LIBS   := -lcublas -Xlinker "-Bstatic" -Xlinker "-lblas" -Xlinker "-Bdynamic"



% make
Building target: computeWorks_mm
nvcc -x cu -ccbin pgc++ -O2 -L/proj/pgi/linux86-64-llvm/19.4/lib/ -lcublas -Xlinker "-Bstatic" -Xlinker "-lblas" -Xlinker "-Bdynamic"  -Xcompiler "-V19.4 -Bstatic_pgi -acc -mp -ta=tesla:nordc -Mcuda -Minfo=accel" -gencode arch=compute_70,code=sm_70 -gencode arch=compute_70,code=compute_70 -o "computeWorks_mm" "../src/computeWorks_mm.cu"
openACC(int, float, const float *, const float *, float, float *, const int &):
      1, include "computeWorks_mm.cu"
         163, Generating copyin(A[:n*n])
              Generating copyout(C[:n*n])
              Generating copyin(B[:n*n])
      1, include "computeWorks_mm.cu"
         167, Loop is parallelizable
      1, include "computeWorks_mm.cu"
         169, Loop is parallelizable
              Generating Tesla code
             167, #pragma acc loop gang, vector(128) /* blockIdx.x threadIdx.x */
             169, #pragma acc loop gang /* blockIdx.y */
             172, #pragma acc loop seq
      1, include "computeWorks_mm.cu"
         172, Loop is parallelizable
std::chrono::duration<double, std::ratio<(long)1, (long)1000>>::duration<long, std::ratio<(long)1, (long)1000000000>, void>(const std::chrono::duration<T1, T2> &):
      1, include "computeWorks_mm.cu"
      1, include "computeWorks_mm.cu"
Finished building target: computeWorks_mm

% ldd computeWorks_mm
        linux-vdso.so.1 =>  (0x00007ffe48dcc000)
        libcublas.so.10 => /usr/lib64/libcublas.so.10 (0x00002b15af68c000)
        librt.so.1 => /usr/lib64/librt.so.1 (0x00002b15b3405000)
        libpthread.so.0 => /usr/lib64/libpthread.so.0 (0x00002b15b360d000)
        libdl.so.2 => /usr/lib64/libdl.so.2 (0x00002b15b3829000)
        libatomic.so.1 => /home/sw/thirdparty/gcc/gcc-8.2.0/linux86-64/lib/gcc/x86_64-pc-linux-gnu/8.2.0/../../../../lib64/libatomic.so.1 (0x00002b15b3a2e000)
        libstdc++.so.6 => /home/sw/thirdparty/gcc/gcc-8.2.0/linux86-64/lib/gcc/x86_64-pc-linux-gnu/8.2.0/../../../../lib64/libstdc++.so.6 (0x00002b15b3c35000)
        libm.so.6 => /usr/lib64/libm.so.6 (0x00002b15b3fc1000)
        libc.so.6 => /usr/lib64/libc.so.6 (0x00002b15b42c4000)
        /lib64/ld-linux-x86-64.so.2 (0x00005563a7073000)
        libgcc_s.so.1 => /home/sw/thirdparty/gcc/gcc-8.2.0/linux86-64/lib/gcc/x86_64-pc-linux-gnu/8.2.0/../../../../lib64/libgcc_s.so.1 (0x00002b15b4687000)
        libcublasLt.so.10 => /usr/lib64/libcublasLt.so.10 (0x00002b15b489e000)

Hope this helps,
Mat

Hey Mat,

Yes, I believe that did fix that issue!

I noticed you added the -Mcuda flag.
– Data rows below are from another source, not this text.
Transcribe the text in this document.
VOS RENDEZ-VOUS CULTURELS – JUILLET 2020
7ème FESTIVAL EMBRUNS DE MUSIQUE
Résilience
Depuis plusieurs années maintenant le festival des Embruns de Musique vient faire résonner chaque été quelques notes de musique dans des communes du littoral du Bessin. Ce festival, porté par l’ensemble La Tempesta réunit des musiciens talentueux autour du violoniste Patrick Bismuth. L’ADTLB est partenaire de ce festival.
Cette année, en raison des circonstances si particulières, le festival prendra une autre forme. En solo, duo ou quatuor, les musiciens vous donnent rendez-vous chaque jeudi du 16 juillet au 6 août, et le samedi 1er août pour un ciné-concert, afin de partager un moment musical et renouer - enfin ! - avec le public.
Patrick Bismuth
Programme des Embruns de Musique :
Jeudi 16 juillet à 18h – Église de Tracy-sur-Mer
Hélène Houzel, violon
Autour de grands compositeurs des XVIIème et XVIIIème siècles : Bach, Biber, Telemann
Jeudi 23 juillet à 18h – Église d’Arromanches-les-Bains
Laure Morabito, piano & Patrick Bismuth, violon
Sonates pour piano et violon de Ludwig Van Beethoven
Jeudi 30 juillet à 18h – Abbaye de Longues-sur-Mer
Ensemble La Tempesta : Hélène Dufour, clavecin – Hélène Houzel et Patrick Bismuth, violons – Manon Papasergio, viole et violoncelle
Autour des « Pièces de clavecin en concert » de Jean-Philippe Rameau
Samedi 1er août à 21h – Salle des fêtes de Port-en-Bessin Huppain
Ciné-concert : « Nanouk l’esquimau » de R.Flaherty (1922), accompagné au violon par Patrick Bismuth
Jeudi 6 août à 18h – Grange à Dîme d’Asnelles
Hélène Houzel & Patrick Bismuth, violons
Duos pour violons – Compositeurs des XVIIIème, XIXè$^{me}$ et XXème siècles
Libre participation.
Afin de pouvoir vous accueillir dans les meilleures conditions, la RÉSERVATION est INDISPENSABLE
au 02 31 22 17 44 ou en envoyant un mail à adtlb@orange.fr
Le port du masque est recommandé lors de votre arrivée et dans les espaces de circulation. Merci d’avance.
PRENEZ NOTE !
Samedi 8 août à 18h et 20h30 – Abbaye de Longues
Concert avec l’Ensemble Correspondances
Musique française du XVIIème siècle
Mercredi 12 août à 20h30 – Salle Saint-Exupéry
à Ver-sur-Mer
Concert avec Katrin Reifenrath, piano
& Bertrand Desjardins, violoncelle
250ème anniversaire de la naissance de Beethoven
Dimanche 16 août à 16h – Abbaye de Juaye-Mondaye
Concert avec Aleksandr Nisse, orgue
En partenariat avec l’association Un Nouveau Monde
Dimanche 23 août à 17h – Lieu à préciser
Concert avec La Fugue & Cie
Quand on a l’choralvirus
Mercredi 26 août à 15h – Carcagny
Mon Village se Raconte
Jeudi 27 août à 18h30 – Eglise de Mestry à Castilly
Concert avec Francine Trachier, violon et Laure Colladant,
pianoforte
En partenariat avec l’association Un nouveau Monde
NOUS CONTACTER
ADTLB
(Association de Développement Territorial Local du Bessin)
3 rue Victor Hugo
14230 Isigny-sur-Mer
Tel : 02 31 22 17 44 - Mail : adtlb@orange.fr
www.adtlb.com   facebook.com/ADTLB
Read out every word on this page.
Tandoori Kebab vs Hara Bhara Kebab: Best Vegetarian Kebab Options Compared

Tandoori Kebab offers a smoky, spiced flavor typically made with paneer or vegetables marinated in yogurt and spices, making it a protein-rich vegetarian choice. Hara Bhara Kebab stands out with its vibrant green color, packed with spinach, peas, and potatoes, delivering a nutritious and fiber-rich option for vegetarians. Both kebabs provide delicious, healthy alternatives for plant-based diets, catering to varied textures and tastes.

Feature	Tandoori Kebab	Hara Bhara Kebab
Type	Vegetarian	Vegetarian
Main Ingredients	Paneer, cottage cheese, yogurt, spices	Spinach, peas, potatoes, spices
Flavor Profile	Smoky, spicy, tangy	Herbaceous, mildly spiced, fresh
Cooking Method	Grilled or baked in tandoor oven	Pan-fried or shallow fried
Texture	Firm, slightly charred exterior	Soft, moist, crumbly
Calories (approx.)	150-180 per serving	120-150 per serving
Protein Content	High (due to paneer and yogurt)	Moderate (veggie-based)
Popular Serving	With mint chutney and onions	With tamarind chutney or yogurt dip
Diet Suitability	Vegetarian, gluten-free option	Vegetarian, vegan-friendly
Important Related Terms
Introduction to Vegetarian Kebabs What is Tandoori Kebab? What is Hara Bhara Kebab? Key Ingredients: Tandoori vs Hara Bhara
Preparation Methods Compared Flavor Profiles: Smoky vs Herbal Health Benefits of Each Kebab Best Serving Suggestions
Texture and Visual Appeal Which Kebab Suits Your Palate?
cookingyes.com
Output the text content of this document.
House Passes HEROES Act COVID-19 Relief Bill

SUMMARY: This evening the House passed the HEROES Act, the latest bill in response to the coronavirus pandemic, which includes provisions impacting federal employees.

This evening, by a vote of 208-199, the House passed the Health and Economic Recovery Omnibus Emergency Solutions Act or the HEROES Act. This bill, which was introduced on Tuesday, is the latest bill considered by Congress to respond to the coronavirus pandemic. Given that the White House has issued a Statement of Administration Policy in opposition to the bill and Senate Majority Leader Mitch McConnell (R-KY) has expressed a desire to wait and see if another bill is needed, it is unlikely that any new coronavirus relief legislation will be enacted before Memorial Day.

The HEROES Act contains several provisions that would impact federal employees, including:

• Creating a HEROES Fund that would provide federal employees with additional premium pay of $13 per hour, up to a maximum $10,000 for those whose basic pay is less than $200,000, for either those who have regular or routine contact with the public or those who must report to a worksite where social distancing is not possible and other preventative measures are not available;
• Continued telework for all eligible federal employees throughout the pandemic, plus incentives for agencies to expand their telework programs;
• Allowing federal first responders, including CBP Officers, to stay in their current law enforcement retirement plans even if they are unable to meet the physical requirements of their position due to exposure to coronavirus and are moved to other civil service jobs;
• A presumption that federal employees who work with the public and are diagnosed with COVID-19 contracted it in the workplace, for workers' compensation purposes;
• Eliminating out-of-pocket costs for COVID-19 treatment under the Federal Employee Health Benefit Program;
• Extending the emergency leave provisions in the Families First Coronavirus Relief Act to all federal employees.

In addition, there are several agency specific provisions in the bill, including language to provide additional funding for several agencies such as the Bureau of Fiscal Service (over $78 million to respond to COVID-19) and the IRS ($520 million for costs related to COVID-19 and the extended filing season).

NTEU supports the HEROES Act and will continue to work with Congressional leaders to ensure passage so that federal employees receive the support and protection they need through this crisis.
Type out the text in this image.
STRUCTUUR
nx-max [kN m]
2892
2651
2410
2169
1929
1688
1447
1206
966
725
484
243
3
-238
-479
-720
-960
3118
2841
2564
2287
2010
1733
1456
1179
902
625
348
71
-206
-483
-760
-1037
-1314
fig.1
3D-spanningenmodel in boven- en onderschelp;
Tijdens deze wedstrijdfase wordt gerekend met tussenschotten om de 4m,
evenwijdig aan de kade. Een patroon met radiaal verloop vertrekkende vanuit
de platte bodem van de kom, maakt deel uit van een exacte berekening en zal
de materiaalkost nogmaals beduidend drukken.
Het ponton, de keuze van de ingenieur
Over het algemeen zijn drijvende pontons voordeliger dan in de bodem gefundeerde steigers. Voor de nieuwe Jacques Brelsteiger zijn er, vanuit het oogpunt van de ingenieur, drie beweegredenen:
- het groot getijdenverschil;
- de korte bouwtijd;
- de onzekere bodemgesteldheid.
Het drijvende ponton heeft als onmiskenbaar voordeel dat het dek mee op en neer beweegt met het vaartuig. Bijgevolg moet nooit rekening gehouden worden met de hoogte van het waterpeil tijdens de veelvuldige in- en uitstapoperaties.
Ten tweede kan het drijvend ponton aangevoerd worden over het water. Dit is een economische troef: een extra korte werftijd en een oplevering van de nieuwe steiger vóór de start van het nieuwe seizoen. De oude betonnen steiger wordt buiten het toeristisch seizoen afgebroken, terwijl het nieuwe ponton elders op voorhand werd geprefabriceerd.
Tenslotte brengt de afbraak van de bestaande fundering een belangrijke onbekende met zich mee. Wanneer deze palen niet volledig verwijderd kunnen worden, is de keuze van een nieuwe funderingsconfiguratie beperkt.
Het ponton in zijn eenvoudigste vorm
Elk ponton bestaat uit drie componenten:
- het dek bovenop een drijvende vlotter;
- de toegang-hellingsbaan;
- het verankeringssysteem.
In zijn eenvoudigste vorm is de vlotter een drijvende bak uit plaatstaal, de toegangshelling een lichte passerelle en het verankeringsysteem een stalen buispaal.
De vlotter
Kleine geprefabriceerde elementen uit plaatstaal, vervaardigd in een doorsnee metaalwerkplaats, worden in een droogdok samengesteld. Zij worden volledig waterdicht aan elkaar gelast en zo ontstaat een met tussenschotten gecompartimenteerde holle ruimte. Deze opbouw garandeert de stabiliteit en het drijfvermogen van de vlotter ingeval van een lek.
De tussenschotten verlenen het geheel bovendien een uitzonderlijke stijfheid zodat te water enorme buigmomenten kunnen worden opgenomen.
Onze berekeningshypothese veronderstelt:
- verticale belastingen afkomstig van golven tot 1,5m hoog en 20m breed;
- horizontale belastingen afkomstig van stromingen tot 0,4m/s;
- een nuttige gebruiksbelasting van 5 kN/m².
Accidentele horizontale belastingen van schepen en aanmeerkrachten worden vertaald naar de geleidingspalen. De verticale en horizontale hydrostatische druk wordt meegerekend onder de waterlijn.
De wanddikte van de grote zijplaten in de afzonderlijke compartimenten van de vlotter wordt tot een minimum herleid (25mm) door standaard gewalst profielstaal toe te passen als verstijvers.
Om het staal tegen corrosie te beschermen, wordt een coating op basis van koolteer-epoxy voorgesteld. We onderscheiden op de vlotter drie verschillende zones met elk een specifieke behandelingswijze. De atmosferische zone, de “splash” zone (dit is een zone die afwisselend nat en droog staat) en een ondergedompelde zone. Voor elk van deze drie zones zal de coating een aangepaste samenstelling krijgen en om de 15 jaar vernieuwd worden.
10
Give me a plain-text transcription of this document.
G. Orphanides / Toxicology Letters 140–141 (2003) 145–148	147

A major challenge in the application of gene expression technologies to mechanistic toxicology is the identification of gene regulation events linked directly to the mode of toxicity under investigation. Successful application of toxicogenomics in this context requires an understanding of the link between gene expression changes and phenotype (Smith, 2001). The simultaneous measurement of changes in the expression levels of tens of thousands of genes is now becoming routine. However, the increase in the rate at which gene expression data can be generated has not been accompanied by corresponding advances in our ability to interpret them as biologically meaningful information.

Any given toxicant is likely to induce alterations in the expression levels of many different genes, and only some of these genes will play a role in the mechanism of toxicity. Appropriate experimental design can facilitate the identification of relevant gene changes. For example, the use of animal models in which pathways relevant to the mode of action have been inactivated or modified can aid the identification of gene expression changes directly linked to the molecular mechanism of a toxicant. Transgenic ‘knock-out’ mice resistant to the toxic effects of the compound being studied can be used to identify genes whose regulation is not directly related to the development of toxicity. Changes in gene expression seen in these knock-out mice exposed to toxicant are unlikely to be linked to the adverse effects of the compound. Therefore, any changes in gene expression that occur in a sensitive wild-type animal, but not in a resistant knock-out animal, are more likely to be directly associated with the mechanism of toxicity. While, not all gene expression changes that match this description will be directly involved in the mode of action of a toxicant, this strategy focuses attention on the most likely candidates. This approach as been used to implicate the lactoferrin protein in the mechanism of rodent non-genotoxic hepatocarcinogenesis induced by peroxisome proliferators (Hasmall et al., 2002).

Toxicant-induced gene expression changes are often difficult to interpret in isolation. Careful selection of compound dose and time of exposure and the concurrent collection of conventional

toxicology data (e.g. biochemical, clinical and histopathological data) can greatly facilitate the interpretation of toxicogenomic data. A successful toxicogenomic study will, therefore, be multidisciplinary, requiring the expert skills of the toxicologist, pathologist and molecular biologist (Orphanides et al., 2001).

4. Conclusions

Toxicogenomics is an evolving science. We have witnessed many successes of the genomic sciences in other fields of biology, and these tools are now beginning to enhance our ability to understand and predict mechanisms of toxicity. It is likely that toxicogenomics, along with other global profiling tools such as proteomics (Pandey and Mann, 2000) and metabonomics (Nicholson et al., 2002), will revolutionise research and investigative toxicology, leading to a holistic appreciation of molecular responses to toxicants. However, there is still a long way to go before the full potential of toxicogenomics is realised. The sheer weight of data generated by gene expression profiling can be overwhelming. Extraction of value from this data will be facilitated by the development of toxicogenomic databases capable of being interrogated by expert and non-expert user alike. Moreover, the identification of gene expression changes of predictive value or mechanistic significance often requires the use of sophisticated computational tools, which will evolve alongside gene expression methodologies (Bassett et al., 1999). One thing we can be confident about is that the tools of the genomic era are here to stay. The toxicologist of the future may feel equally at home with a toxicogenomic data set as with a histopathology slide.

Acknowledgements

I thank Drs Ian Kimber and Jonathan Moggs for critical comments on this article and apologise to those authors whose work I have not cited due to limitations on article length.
Isn’t that just for Fortran?

Matt

No, not just for Fortran. It can be used in C/C++ when linking OpenACC with CUDA code so the CUDA libraries are brought into the link. We ask change some of the setup code that’s linked in so the runtime will check if the device data is coming from CUDA. Though since you’re using “nordc”, we’re not linking the device code, so adding “-Mcuda” probably doesn’t matter. I just added it as I was trying to find the right combinations of flag to get nvcc to statically link the BLAS library.